ITパスポート試験 過去問解説

BIとは?ITパスポート試験 2015年 (平成27年 春期) 問6を解説

ITパスポート試験 2015年 (平成27年 春期) 問6は、BIに関する理解を問う問題です。検索から入っても、問題文、選択肢、正解、解説、各選択肢がなぜ違うかをこのページだけで確認できます。

問題文

ビジネスに関わるあらゆる情報を蓄積し,その情報を経営者や社員が自ら分析,分析結果を経営や事業推進に役立てるといった概念はどれか。

この問題の出題ポイント

  • BIの定義だけでなく、問題文中の条件がどの選択肢に当てはまるかを確認する。
  • ストラテジ系分野では、用語の目的・主体・責任範囲の違いが選択肢で問われやすい。
  • 関連タグ: ビジネス分析、BI、情報活用、意思決定支援。

選択肢

  1. BI正解
  2. BPR
  3. EA
  4. SOA

正解

: BI

解説

正答はア. ビジネス上のあらゆる情報を蓄積し経営者や社員が自ら分析して経営や事業に役立てる概念はBI (Business Intelligence) である. データウェアハウス (DWH) やデータマイニング・OLAPと組み合わせ, 売上・顧客動向・在庫推移等を多角的に分析し意思決定を支援する. 類似略語の整理=BPR (Business Process Reengineering, 業務プロセス再設計), EA (Enterprise Architecture, 組織業務とシステムの全体最適フレームワーク), SOA (Service Oriented Architecture, サービス部品で柔軟にシステム構築する設計思想) と区別して覚える. BIは分析・活用が本質.

なぜ他の選択肢が違うのか

  • ア(正解)

    BI (Business Intelligence) は社内外のデータを収集・蓄積し分析ツールで経営者や現場が自ら意思決定に活用する概念. データウェアハウスやBIツール (ダッシュボード・OLAP・データマイニング) が代表的な仕組みで問題文の「蓄積・分析・活用」という条件に完全に合致する.
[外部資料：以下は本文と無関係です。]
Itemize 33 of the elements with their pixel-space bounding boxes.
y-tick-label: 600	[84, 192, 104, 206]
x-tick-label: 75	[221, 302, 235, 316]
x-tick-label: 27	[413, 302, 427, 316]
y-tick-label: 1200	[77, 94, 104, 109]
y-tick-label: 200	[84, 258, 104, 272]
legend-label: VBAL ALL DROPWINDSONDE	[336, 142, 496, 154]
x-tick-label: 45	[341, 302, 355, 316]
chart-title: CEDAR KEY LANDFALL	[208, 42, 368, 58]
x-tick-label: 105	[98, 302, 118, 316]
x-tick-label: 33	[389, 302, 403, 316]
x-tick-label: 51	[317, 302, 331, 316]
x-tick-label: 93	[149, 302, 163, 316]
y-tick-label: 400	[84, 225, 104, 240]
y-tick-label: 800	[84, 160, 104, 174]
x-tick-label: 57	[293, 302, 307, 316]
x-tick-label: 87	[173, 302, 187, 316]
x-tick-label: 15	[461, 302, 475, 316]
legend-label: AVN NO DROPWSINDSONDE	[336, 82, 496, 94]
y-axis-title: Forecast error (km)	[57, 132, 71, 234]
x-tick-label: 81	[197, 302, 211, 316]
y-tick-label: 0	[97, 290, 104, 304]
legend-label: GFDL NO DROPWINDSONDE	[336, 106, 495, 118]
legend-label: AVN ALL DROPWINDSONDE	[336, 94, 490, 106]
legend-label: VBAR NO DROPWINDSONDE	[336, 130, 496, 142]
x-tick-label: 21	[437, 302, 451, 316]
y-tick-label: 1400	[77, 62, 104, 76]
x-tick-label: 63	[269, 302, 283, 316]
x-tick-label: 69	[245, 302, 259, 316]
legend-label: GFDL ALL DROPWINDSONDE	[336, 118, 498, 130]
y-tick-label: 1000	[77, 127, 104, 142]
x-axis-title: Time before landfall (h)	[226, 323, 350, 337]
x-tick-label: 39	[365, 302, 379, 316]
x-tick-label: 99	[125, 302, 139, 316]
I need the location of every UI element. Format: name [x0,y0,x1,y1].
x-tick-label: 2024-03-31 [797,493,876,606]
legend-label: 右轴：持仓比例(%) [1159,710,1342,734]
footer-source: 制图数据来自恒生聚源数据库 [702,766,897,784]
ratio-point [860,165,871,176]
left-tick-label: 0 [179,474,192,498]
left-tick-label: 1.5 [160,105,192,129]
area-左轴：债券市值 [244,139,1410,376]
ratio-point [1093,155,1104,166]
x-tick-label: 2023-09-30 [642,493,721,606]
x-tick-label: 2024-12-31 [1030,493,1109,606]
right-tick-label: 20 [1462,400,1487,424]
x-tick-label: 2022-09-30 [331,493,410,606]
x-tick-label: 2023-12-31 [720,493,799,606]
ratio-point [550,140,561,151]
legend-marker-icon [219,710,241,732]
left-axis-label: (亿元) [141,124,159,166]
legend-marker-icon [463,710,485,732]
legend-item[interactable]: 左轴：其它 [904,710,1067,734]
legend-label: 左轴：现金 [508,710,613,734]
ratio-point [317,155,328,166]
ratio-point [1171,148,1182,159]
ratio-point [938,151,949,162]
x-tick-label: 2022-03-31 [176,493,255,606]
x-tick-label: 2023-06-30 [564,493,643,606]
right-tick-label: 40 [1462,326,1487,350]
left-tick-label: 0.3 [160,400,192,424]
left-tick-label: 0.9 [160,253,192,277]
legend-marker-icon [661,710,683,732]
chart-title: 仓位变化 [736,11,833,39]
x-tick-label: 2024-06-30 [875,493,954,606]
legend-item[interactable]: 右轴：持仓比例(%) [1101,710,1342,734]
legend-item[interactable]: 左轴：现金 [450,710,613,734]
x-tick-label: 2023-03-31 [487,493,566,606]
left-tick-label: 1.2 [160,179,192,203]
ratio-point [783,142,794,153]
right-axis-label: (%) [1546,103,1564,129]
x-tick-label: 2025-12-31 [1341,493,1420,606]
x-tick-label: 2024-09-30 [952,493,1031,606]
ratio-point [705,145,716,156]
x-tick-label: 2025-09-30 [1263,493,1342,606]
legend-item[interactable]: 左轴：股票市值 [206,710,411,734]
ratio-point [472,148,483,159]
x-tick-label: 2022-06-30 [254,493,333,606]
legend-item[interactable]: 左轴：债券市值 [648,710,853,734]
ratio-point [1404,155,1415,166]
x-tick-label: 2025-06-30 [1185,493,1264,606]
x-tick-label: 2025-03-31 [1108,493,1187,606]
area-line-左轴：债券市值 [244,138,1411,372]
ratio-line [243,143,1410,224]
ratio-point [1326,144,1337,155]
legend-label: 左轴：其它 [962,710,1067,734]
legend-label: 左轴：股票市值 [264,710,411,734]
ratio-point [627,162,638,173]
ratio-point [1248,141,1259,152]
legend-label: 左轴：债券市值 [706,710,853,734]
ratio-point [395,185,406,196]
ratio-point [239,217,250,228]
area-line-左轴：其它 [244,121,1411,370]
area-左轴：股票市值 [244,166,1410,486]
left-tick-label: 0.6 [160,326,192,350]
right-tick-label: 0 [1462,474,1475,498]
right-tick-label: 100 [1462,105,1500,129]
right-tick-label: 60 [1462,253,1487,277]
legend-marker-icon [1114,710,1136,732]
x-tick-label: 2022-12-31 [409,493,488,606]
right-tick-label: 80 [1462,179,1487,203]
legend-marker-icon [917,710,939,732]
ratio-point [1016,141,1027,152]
  • BPR (Business Process Reengineering) はビジネスプロセスを抜本的に見直し再設計する経営手法で, ITを活用し業務を根本から変革する考え方. 既存業務の継続的改善であるBPMとも区別され, データ分析・活用そのものを示す概念ではないため誤り. プロセス再構築が本質.

  • EA (Enterprise Architecture) は組織の業務とシステムを全体最適の視点から設計するフレームワークで, ビジネス・データ・アプリケーション・テクノロジの4層で記述する手法. 情報蓄積と分析活用を本質とする概念ではなく業務システム設計手法で別物である.

  • SOA (Service Oriented Architecture) は機能をサービスとして部品化し, それを組み合わせて柔軟にシステムを構築する設計思想・アーキテクチャ. システムの構造設計に関する概念で, データの蓄積と分析活用を本質とする概念ではないため誤り. 設計思想と分析活用は次元が違う.

解き方の整理

BIの問題では、選択肢のキーワードだけで判断せず、問題文が示す条件と正解選択肢の説明が一致しているかを見ます。誤答選択肢は、似た用語を混ぜる、主体を入れ替える、目的や範囲を広げすぎる、という形で作られることが多いため、選択肢別解説まで確認しておくと復習効率が上がります。